The Dakar-Gorée Swim was launched in 1985 as a homage to the victims of slavery who displayed resilience by attempting to swim towards freedom. It has been a recurring event throughout its history, except in 2020 and 2021 when it was cancelled due to the COVID-19 pandemic.
Administration
With the foundation of Dakar in 1857, Gorée gradually lost its importance. In 1872, the French colonial authorities created the two communes of Saint-Louis and Gorée, the first western-style municipalities in West Africa, with the same status as any commune in France. Dakar, on the mainland, was part of the commune of Gorée, whose administration was located on the island. However, as early as 1887, Dakar was detached from the commune of Gorée and was turned into a commune in its own right. Thus, the commune of Gorée became limited to its tiny island.In 1891, Gorée still had 2,100 inhabitants, while Dakar only had 8,737 inhabitants. However, by 1926 the population of Gorée had declined to only 700 inhabitants, while the population of Dakar had increased to 33,679 inhabitants. Thus, in 1929 the commune of Gorée was merged with Dakar. The commune of Gorée disappeared, and Gorée was now only a small island of the commune of Dakar.

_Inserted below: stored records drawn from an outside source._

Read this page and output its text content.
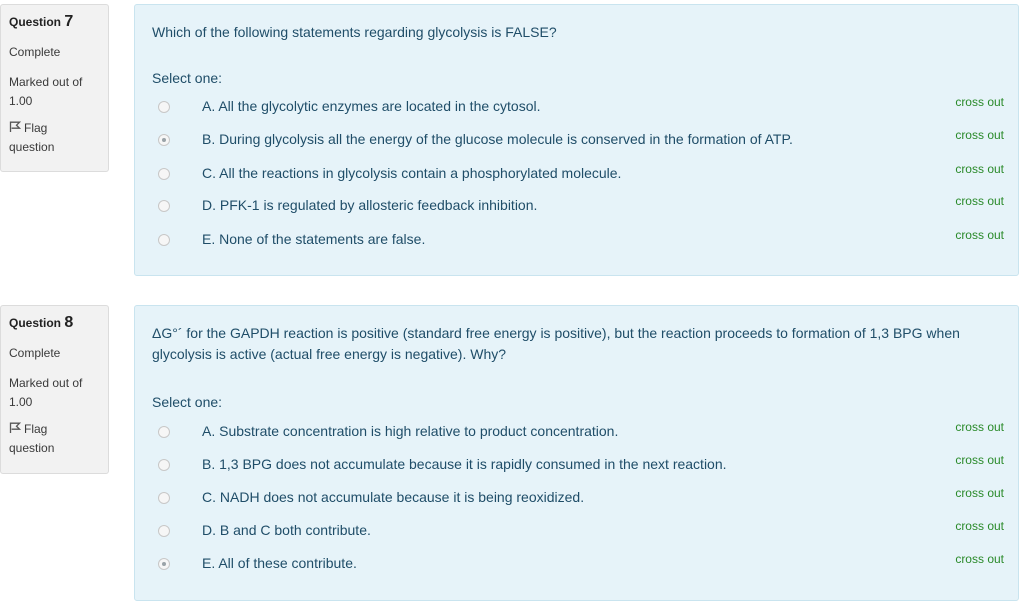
Question 7
Complete
Marked out of 1.00
Flag question
Which of the following statements regarding glycolysis is FALSE?
Select one:
A. All the glycolytic enzymes are located in the cytosol.	cross out
B. During glycolysis all the energy of the glucose molecule is conserved in the formation of ATP.	cross out
C. All the reactions in glycolysis contain a phosphorylated molecule.	cross out
D. PFK-1 is regulated by allosteric feedback inhibition.	cross out
E. None of the statements are false.	cross out
Question 8
Complete
Marked out of 1.00
Flag question
ΔG°´ for the GAPDH reaction is positive (standard free energy is positive), but the reaction proceeds to formation of 1,3 BPG when glycolysis is active (actual free energy is negative). Why?
Select one:
A. Substrate concentration is high relative to product concentration.	cross out
B. 1,3 BPG does not accumulate because it is rapidly consumed in the next reaction.	cross out
C. NADH does not accumulate because it is being reoxidized.	cross out
D. B and C both contribute.	cross out
E. All of these contribute.	cross out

In 1996, a massive reform of the administrative and political divisions of Senegal was voted by the Parliament of Senegal. The commune of Dakar, deemed too large and too populated to be properly managed by a central municipality, was divided into 19 communes d'arrondissement to which extensive powers were given. The commune of Dakar was maintained above these 19 communes d'arrondissement. It coordinates the activities of the communes d'arrondissement, much as Greater London coordinates the activities of the London boroughs.
Thus, in 1996 the commune of Gorée was resurrected, although it is now only a commune d'arrondissement. The new commune d'arrondissement of Gorée took possession of the old mairie in the center of the island. This had been used as the mairie of the former commune of Gorée between 1872 and 1929.
The commune d'arrondissement of Gorée is ruled by a municipal council democratically elected every 5 years, and by a mayor elected by members of the municipal council.
The current mayor of Gorée is Augustin Senghor, elected in 2002.